= Esker Friary =

Esker Friary was a monastery established by the Dominican Friars – Regular Observance.

==Dominicans==
It was founded originally after 1622, on a site granted by Ulick Burke, 1st Marquess of Clanricarde, at the request of the Provincial, Fr Ross Mageoghegan, and other friars. As other Catholic entities it suffered during the Penal Laws. In 1715 a new monastery was established (the site of the exiting monastery).
Esker was used at various times as a Novitiate and for formation of members of the order, where students would study philosophy. The friary established St. Dominic's College to educate students for professions. A chapel dedicated to Saint Peter and Saint Paul was built in 1844. In 1857 the friary became the main novitiate of the order in Ireland, ceasing as a novitiate in 1889. The Dominican friars left Esker in the late 19th century, handing the convent over to the Diocese of Clonfert in 1893, who used it for a short time for clerical training.

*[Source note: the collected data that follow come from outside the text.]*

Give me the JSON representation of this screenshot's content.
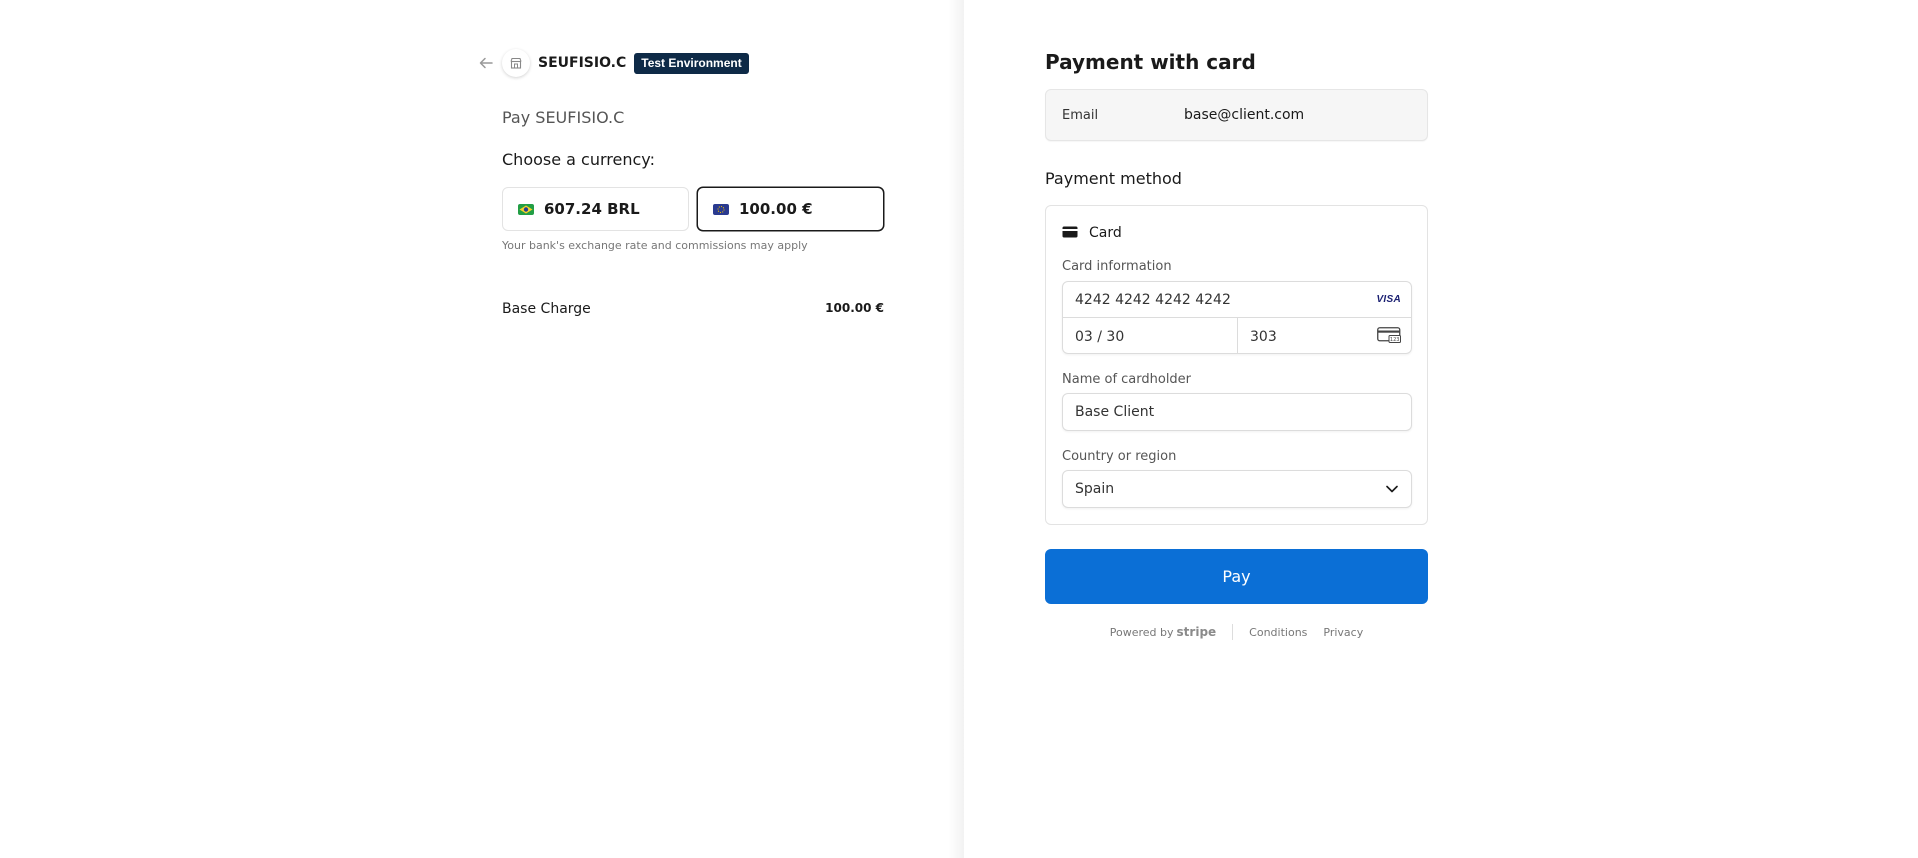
{
  "header": {
    "back_icon": "arrow-left-icon",
    "store_icon": "store-icon",
    "merchant_name": "SEUFISIO.C",
    "test_badge": "Test Environment"
  },
  "summary": {
    "pay_title": "Pay SEUFISIO.C",
    "choose_currency": "Choose a currency:",
    "currencies": [
      {
        "label": "607.24 BRL",
        "flag": "brazil-flag-icon",
        "selected": false
      },
      {
        "label": "100.00 €",
        "flag": "eu-flag-icon",
        "selected": true
      }
    ],
    "disclaimer": "Your bank's exchange rate and commissions may apply",
    "line_items": [
      {
        "name": "Base Charge",
        "amount": "100.00 €"
      }
    ]
  },
  "payment": {
    "title": "Payment with card",
    "email_label": "Email",
    "email_value": "base@client.com",
    "method_title": "Payment method",
    "card_tab_label": "Card",
    "card_info_label": "Card information",
    "card_number": "4242 4242 4242 4242",
    "card_brand": "VISA",
    "expiry": "03 / 30",
    "cvc": "303",
    "cardholder_label": "Name of cardholder",
    "cardholder_value": "Base Client",
    "country_label": "Country or region",
    "country_value": "Spain",
    "pay_button": "Pay"
  },
  "footer": {
    "powered_by": "Powered by",
    "stripe": "stripe",
    "conditions": "Conditions",
    "privacy": "Privacy"
  },
  "colors": {
    "pay_button": "#0b6fd6",
    "test_badge": "#0e2a47"
  }
}
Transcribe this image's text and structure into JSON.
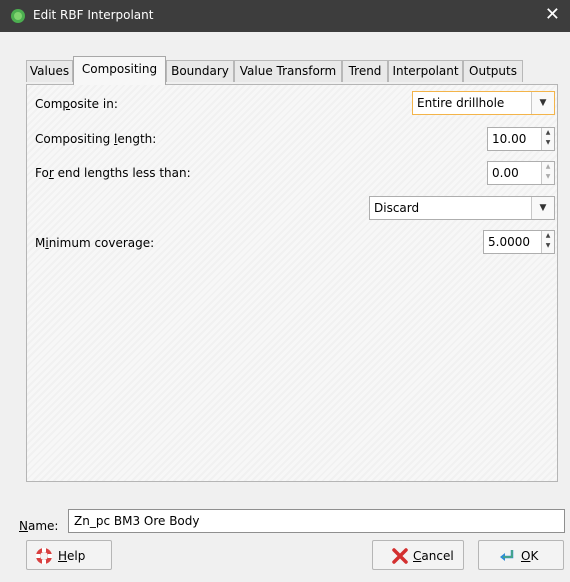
{
  "window": {
    "title": "Edit RBF Interpolant",
    "close_glyph": "✕"
  },
  "tabs": [
    {
      "label": "Values",
      "active": false
    },
    {
      "label": "Compositing",
      "active": true
    },
    {
      "label": "Boundary",
      "active": false
    },
    {
      "label": "Value Transform",
      "active": false
    },
    {
      "label": "Trend",
      "active": false
    },
    {
      "label": "Interpolant",
      "active": false
    },
    {
      "label": "Outputs",
      "active": false
    }
  ],
  "compositing": {
    "composite_in_pre": "Com",
    "composite_in_mnemonic": "p",
    "composite_in_post": "osite in:",
    "composite_in_value": "Entire drillhole",
    "length_pre": "Compositing ",
    "length_mnemonic": "l",
    "length_post": "ength:",
    "length_value": "10.00",
    "end_pre": "Fo",
    "end_mnemonic": "r",
    "end_post": " end lengths less than:",
    "end_value": "0.00",
    "end_action": "Discard",
    "coverage_pre": "M",
    "coverage_mnemonic": "i",
    "coverage_post": "nimum coverage:",
    "coverage_value": "5.0000"
  },
  "name": {
    "label_mnemonic": "N",
    "label_rest": "ame:",
    "value": "Zn_pc BM3 Ore Body"
  },
  "buttons": {
    "help_mnemonic": "H",
    "help_rest": "elp",
    "cancel_mnemonic": "C",
    "cancel_rest": "ancel",
    "ok_mnemonic": "O",
    "ok_rest": "K"
  },
  "icons": {
    "app": "app-logo-icon",
    "help": "lifebuoy-icon",
    "cancel": "red-x-icon",
    "ok": "green-return-arrow-icon"
  }
}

==Redemptorists – St. Patrick's Monastery==
The Redemptorists obtained the monastery from the diocese in 1901. The Redemptorists used Esker as a novitiate, with members going on to take degrees in University College Galway. It was announced the order were ceasing their mission in Esker in 2022.

St Dominics Holy Well is situated in the grounds of the monastery.

==People associated with Esker Friary==
- Anthony Caffry OP, founder and first pastor of St. Patrick's Washington, USA
- Anthony Dominic Fahy, missionary to Argentina, professed in Esker.
- Patrick Vincent Flood, DD, OP, (1844–1907), served as Archbishop of Port of Spain, Trinidad (1889–1907).
- Damien Smith OP, a native of Galway, served as Prior of Esker and Provincial of Irish Province (1832–1836) and was instrumental in providing education to all classes from Esker.